Muitas canções infantis trazem algum tipo de ameaça às crianças. O neném nana para Cuca não pegar, o cravo fica ferido e a rosa despedaçada, a canoa vira por causa da Maria que não soube remar, quem não marchar direito vai preso no quartel. É uma história de terror depois da outra.

Isso, por sua vez, tem raiz nos contos de fada, que eram assustadores propositalmente, para que as crianças não deixassem a segurança de onde moravam ou, pelo menos, da área sob controle da família. Surgiram na Idade Média e esse fato já deveria ser explicação suficiente.

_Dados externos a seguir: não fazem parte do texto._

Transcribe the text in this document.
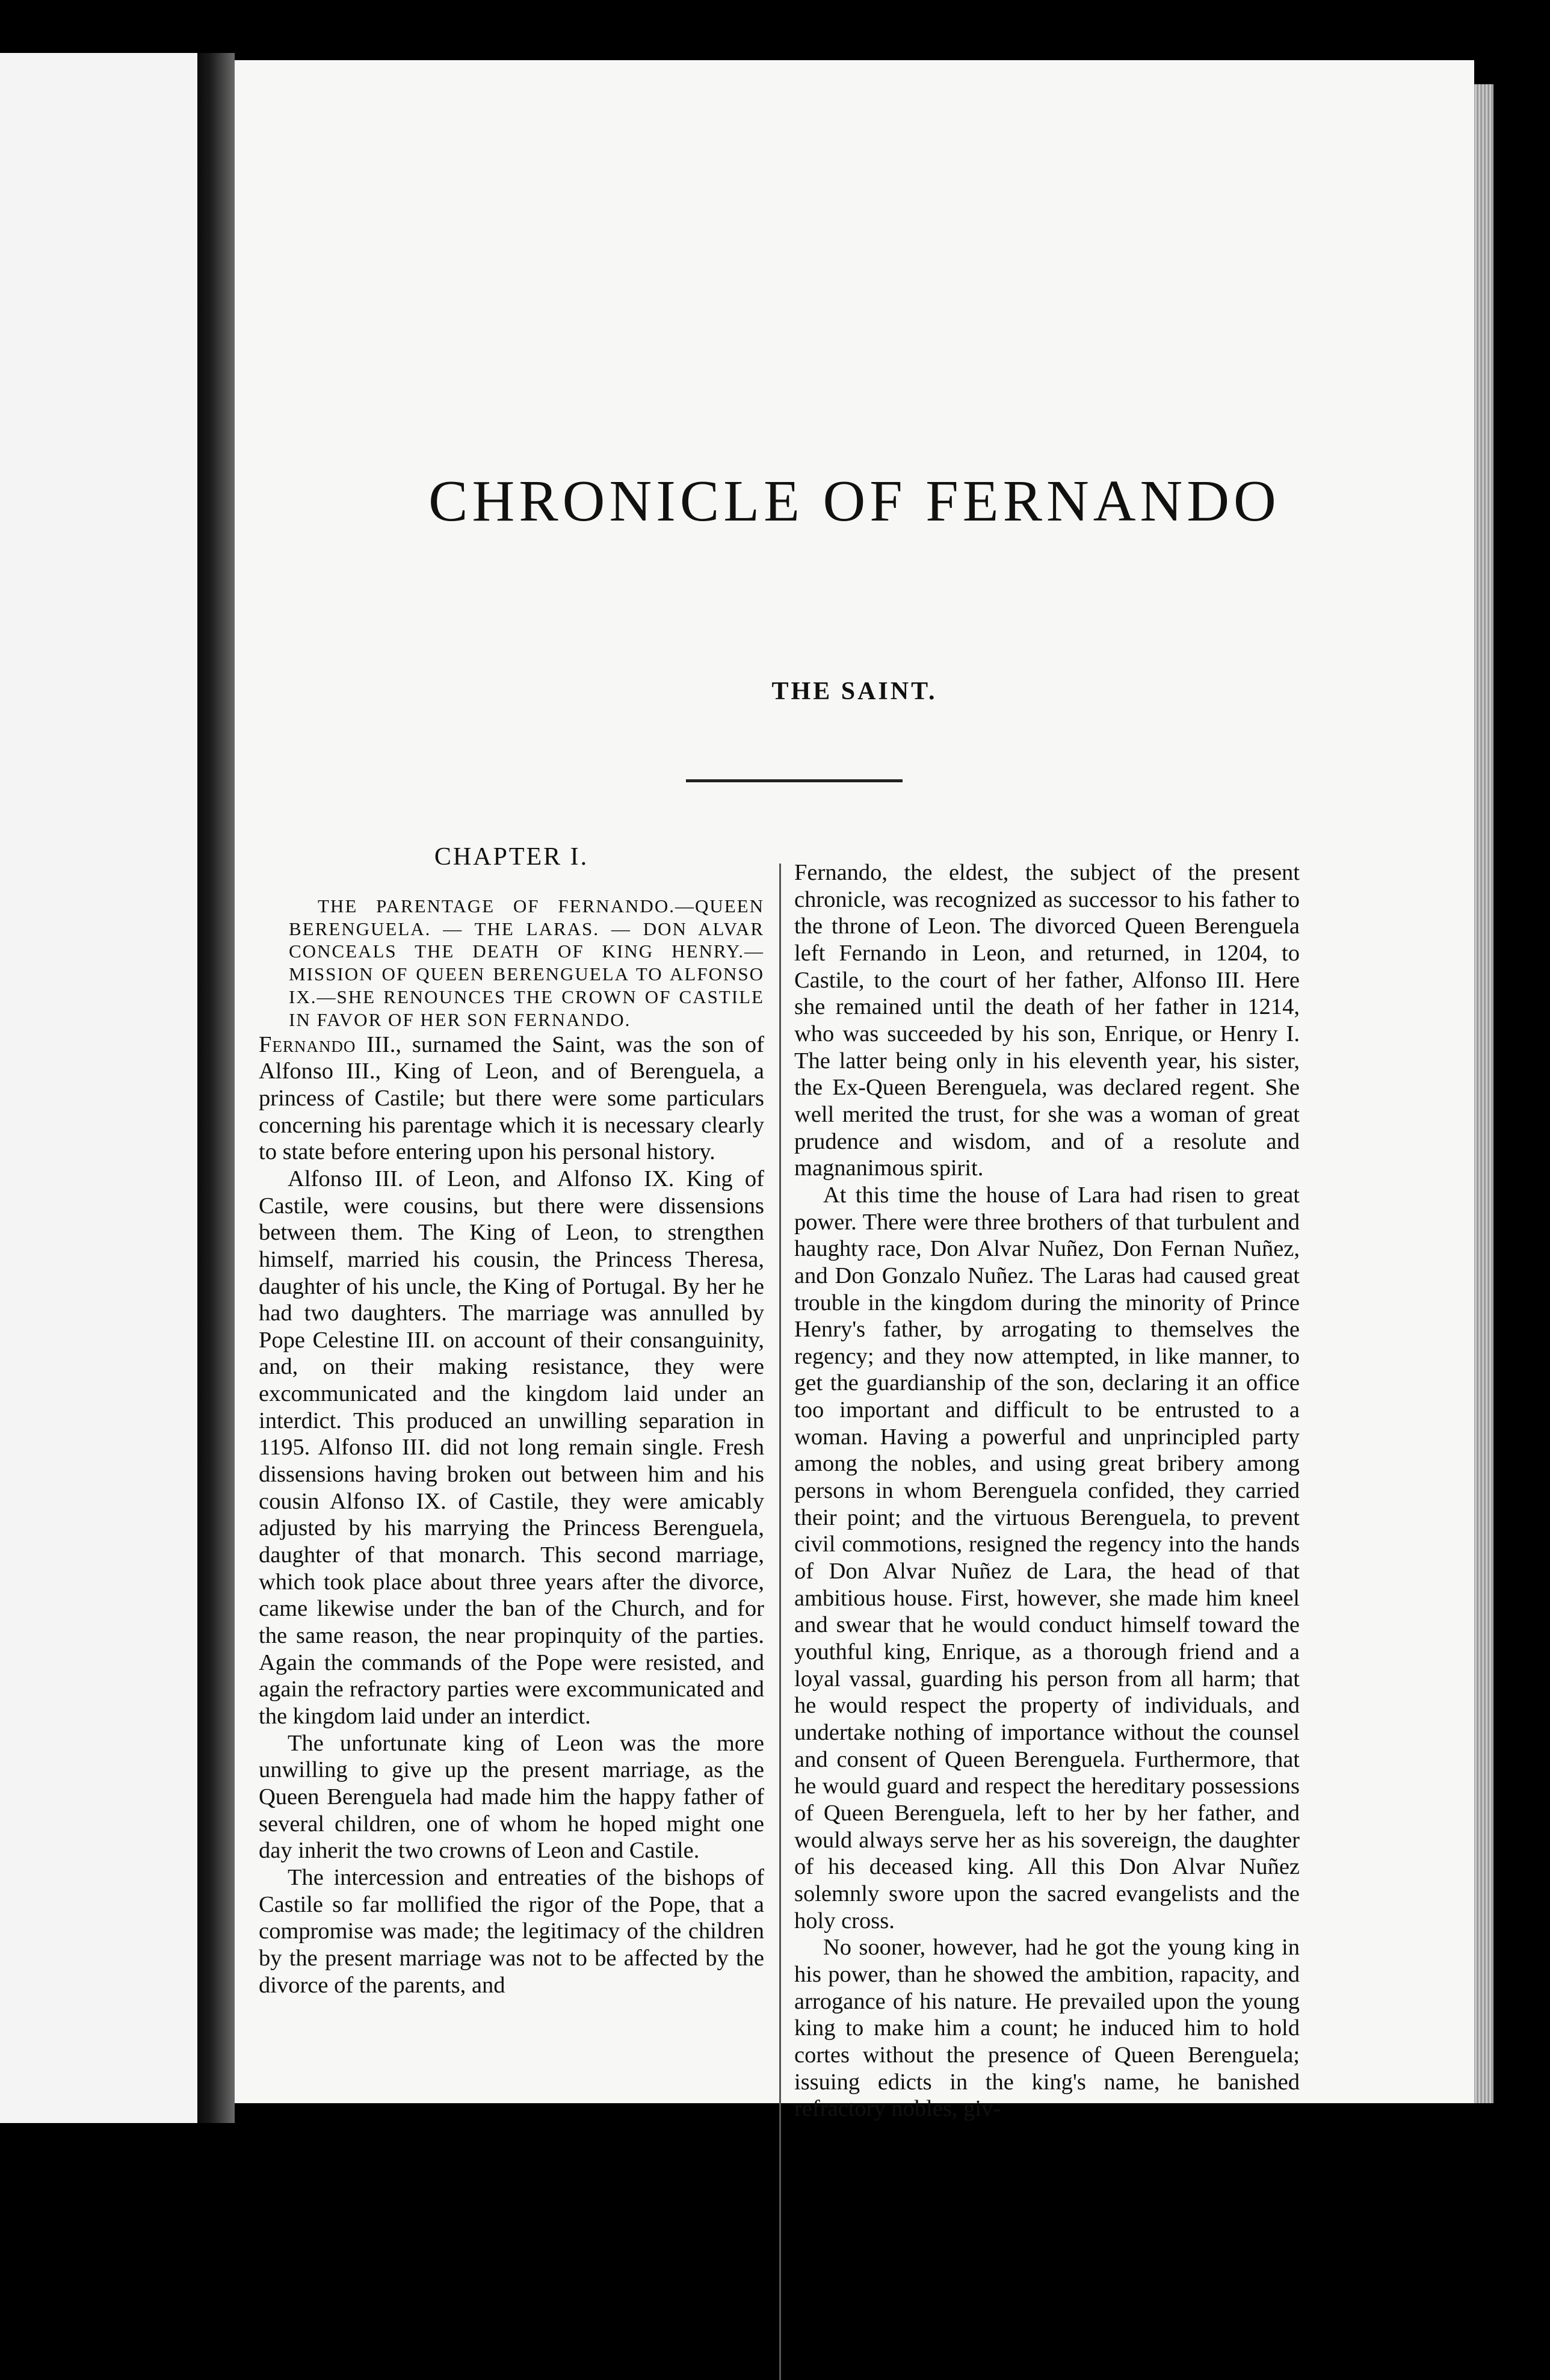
CHRONICLE OF FERNANDO
THE SAINT.
CHAPTER I.

THE PARENTAGE OF FERNANDO.—QUEEN BERENGUELA. — THE LARAS. — DON ALVAR CONCEALS THE DEATH OF KING HENRY.— MISSION OF QUEEN BERENGUELA TO ALFONSO IX.—SHE RENOUNCES THE CROWN OF CASTILE IN FAVOR OF HER SON FERNANDO.

Fernando III., surnamed the Saint, was the son of Alfonso III., King of Leon, and of Berenguela, a princess of Castile; but there were some particulars concerning his parentage which it is necessary clearly to state before entering upon his personal history.

Alfonso III. of Leon, and Alfonso IX. King of Castile, were cousins, but there were dissensions between them. The King of Leon, to strengthen himself, married his cousin, the Princess Theresa, daughter of his uncle, the King of Portugal. By her he had two daughters. The marriage was annulled by Pope Celestine III. on account of their consanguinity, and, on their making resistance, they were excommunicated and the kingdom laid under an interdict. This produced an unwilling separation in 1195. Alfonso III. did not long remain single. Fresh dissensions having broken out between him and his cousin Alfonso IX. of Castile, they were amicably adjusted by his marrying the Princess Berenguela, daughter of that monarch. This second marriage, which took place about three years after the divorce, came likewise under the ban of the Church, and for the same reason, the near propinquity of the parties. Again the commands of the Pope were resisted, and again the refractory parties were excommunicated and the kingdom laid under an interdict.

The unfortunate king of Leon was the more unwilling to give up the present marriage, as the Queen Berenguela had made him the happy father of several children, one of whom he hoped might one day inherit the two crowns of Leon and Castile.

The intercession and entreaties of the bishops of Castile so far mollified the rigor of the Pope, that a compromise was made; the legitimacy of the children by the present marriage was not to be affected by the divorce of the parents, and

Fernando, the eldest, the subject of the present chronicle, was recognized as successor to his father to the throne of Leon. The divorced Queen Berenguela left Fernando in Leon, and returned, in 1204, to Castile, to the court of her father, Alfonso III. Here she remained until the death of her father in 1214, who was succeeded by his son, Enrique, or Henry I. The latter being only in his eleventh year, his sister, the Ex-Queen Berenguela, was declared regent. She well merited the trust, for she was a woman of great prudence and wisdom, and of a resolute and magnanimous spirit.

At this time the house of Lara had risen to great power. There were three brothers of that turbulent and haughty race, Don Alvar Nuñez, Don Fernan Nuñez, and Don Gonzalo Nuñez. The Laras had caused great trouble in the kingdom during the minority of Prince Henry's father, by arrogating to themselves the regency; and they now attempted, in like manner, to get the guardianship of the son, declaring it an office too important and difficult to be entrusted to a woman. Having a powerful and unprincipled party among the nobles, and using great bribery among persons in whom Berenguela confided, they carried their point; and the virtuous Berenguela, to prevent civil commotions, resigned the regency into the hands of Don Alvar Nuñez de Lara, the head of that ambitious house. First, however, she made him kneel and swear that he would conduct himself toward the youthful king, Enrique, as a thorough friend and a loyal vassal, guarding his person from all harm; that he would respect the property of individuals, and undertake nothing of importance without the counsel and consent of Queen Berenguela. Furthermore, that he would guard and respect the hereditary possessions of Queen Berenguela, left to her by her father, and would always serve her as his sovereign, the daughter of his deceased king. All this Don Alvar Nuñez solemnly swore upon the sacred evangelists and the holy cross.

No sooner, however, had he got the young king in his power, than he showed the ambition, rapacity, and arrogance of his nature. He prevailed upon the young king to make him a count; he induced him to hold cortes without the presence of Queen Berenguela; issuing edicts in the king's name, he banished refractory nobles, giv-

Para mim, o exemplo mais gráfico dessa indústria do terror é A pequena vendedora de fósforos, em que a protagonista morre de fome e de frio do lado de fora de uma casa mas tudo bem porque então a menina se encontra com a sua avó morta, a única pessoa que a amava de verdade. A escola do meu filho, certa vez, adotou esse texto. Além de ser uma história horrível, naquela turma em específico havia um menino que tinha acabado de perder a mãe. Timing e sensibilidade, a gente vê por aqui. Se, em 2009, você ouviu gritos aí na sua cidade, era eu, desculpe se te assustei.

A grande ameaça de Duerme negrito é que “si el negro no se duerme, viene el diablo blanco y zaz! le come la patita”. Ou seja, desde muito cedo, plantei no inconsciente do meu filho que os diabos brancos são perigosíssimos.

Considero cumprido o meu papel como mãe.